Y, por más que el recuerdo de la pernoctación sea muy importante para la percepción del viajero, es la hostelería quien determina la valoración final del viaje, el resultado positivo o la decisión de no volver jamás. Pero son todavía muchos los hosteleros que apenas consideran esta función de embajador de su entorno. Quizá crean, equivocadamente, que el maltrato al forastero apenas redundará en su cuenta de resultados –«total, ese no volverá más»−, pero con toda seguridad lo hará en la de sus vecinos, además de la imagen de la localidad.

Aunque gocemos de una restauración a la medida de nuestras posibilidades, especialmente las económicas, pocos son quienes piensan y actúan pensando en el foráneo.
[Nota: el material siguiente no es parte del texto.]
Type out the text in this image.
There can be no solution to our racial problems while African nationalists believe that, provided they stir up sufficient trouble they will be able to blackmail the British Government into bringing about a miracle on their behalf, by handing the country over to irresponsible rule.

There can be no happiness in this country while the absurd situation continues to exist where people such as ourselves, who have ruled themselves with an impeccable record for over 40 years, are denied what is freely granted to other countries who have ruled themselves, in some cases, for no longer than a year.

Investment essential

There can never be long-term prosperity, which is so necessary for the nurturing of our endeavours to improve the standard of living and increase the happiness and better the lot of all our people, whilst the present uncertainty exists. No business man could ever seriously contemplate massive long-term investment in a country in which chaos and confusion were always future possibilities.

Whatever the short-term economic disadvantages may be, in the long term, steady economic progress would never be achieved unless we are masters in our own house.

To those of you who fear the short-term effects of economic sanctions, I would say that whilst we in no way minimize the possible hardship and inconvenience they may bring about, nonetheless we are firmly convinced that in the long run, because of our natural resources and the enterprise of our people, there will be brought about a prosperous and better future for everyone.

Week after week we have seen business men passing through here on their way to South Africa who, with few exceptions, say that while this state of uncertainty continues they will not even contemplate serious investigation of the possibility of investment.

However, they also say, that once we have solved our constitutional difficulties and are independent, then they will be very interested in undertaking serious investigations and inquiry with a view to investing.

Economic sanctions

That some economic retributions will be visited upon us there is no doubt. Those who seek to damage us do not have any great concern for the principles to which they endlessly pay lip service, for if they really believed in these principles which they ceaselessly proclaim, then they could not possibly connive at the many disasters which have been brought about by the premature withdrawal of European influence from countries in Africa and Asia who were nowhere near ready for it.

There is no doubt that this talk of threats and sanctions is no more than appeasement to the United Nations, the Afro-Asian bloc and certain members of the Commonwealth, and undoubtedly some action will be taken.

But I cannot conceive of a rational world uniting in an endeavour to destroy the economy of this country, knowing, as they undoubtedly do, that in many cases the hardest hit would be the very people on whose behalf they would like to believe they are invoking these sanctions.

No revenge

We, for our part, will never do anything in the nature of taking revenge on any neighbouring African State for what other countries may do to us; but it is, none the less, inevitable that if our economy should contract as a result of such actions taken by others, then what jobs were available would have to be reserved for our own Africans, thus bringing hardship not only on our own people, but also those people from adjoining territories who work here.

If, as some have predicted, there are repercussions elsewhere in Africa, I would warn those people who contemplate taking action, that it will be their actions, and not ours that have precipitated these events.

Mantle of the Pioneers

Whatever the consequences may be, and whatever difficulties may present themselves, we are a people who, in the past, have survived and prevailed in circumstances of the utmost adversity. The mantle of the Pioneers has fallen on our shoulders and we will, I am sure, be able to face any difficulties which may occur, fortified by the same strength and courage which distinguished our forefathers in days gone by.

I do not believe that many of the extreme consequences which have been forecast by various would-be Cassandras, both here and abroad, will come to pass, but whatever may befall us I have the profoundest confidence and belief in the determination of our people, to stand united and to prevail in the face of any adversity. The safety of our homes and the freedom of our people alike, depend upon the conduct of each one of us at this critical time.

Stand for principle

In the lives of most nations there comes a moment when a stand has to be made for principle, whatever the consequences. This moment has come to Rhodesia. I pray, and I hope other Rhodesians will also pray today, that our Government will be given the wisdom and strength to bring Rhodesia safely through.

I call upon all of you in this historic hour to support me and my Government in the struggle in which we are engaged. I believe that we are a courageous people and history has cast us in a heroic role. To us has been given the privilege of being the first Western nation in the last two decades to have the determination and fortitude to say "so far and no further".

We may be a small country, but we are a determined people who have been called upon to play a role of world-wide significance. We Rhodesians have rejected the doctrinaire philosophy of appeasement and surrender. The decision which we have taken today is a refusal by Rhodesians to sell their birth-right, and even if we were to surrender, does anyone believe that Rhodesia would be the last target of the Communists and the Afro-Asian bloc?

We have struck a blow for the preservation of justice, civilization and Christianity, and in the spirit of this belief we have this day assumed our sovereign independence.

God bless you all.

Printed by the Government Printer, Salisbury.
Se trata, por supuesto, de ofrecer un mínimo nivel de inglés –o desenvolverse con soltura en el lenguaje gestual−, de entender que sus costumbres no son las nuestras, que no tienen por qué conocer el ternasco o la borraja, o saber que aquí el penalti es más que un lance de fútbol. Y, por supuesto, tener alguna carta en francés e inglés.

Piensen simplemente en cómo les tratan cuando viajan, en los recuerdos que les evocan los bares y restaurantes que visitó. Aproveche el fervor religioso de estos días para recordar la máxima de no quieras para los otros lo que no desees para ti.

De lo contrario, como ya pasa en otros lugares en ocasiones señaladas, tendremos que abrir nuestras cocinas para atender a los visitantes. Y también nos gusta salir a la calle.